I am not a right wing forum cultural warrior, I am a socialist, but I am also a pragmatist who has worked in and run restaurant kitchens for three decades. Perhaps you shouldn't paint all those who disagree with you with the same ad hominem MAGA brush. Cooking on conventional electric stoves is awful and induction burners are an expensive toy for the bourgeoisie. After we have stopped using gas for everything else, we will still probably be using it for cooking.

Quote:
Originally Posted by lio45 View Post
I know you're a chef, but I had for several years one of the highest-end restaurants in this city in one of my buildings and the chef there was cooking with electric ranges. And it worked perfectly well, AFAIK. Your thoughts on this, out of curiosity?
The problem is the nature of the heat. When you turn a gas burner up or down you get an immediate change in the temperature of the burner. With a standard electric range the heating element gradually heats up and cools down. This means it is easier to have precise control of the temperature of your pans with gas. When you are working a saute station having your pans at the temperature you want them is important in cooking things correctly. I've worked on electric ranges before. The challenge is that you have to anticipate the speed at which they heat up or cool down, it is much more difficult and throws off the timing of cooking. Also they will still cook your pan even after you have turned them off. This means that you have to remove your pan from the range and find a place to put it while you are doing other things. That little bit of time is a big deal when you are cooking 8 or 12 pans at once. It is easier to be able to turn off the gas and leave it there. Cooking on an electric range in a restaurant is possible but it is about twice as difficult as working a gas range and requires completely relearning how to cook saute.

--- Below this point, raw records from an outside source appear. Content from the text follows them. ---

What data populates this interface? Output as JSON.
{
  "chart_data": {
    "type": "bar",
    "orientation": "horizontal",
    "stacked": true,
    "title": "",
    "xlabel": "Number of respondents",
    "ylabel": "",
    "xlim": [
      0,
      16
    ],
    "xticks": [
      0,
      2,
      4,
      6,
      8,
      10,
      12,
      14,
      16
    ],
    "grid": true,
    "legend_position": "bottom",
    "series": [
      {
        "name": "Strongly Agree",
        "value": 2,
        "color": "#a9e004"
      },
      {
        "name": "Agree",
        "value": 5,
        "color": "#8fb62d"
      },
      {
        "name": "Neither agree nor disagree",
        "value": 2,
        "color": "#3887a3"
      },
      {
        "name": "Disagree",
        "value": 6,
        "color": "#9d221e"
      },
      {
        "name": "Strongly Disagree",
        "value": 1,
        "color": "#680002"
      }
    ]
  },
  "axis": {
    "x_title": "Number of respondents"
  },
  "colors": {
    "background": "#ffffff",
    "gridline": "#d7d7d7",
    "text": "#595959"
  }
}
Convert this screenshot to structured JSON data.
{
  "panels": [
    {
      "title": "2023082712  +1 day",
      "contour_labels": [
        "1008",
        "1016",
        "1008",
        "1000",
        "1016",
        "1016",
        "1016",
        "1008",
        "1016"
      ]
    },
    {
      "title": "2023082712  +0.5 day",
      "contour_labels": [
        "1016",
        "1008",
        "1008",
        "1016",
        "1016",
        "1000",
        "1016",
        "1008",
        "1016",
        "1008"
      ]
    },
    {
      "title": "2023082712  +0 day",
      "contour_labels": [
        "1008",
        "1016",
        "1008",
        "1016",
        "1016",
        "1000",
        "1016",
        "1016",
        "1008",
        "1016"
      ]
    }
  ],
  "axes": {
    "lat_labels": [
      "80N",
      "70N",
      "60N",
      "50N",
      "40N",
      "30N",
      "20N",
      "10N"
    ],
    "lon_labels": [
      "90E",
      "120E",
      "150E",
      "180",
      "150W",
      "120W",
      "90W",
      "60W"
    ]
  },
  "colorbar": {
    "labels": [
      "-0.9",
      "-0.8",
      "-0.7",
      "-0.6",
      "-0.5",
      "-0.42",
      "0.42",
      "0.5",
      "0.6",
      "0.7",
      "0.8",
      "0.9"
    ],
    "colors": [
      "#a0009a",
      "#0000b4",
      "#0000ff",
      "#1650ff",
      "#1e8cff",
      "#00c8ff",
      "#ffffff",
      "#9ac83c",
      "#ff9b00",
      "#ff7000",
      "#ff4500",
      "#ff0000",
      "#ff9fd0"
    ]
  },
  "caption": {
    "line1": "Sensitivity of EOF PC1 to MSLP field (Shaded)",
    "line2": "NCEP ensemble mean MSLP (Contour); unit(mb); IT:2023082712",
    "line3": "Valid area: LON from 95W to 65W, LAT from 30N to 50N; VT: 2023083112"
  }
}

Cooking saute well, especially in a busy upscale restaurant, requires a lot more brain power than non-restaurant people realize. Most great fine dining saute cooks are in about the 80th percentile of intelligence or higher. One of the challenges of a head chef is to find people who are smart enough to get an advanced degree but are instead willing to work for $16 an hour in a hot, cramped, unpleasant space without breaks and live completely detached from normal life (which is why cooks tend to be immigrants or weirdos, that is where you find smart people without degrees). By changing from gas to electric and making saute harder, you now may need a saute cook in the 90th percentile of IQ rather than the 80th. That is going to make staffing the kitchen harder.

Last edited by Chef; Sep 10, 2019 at 6:44 AM.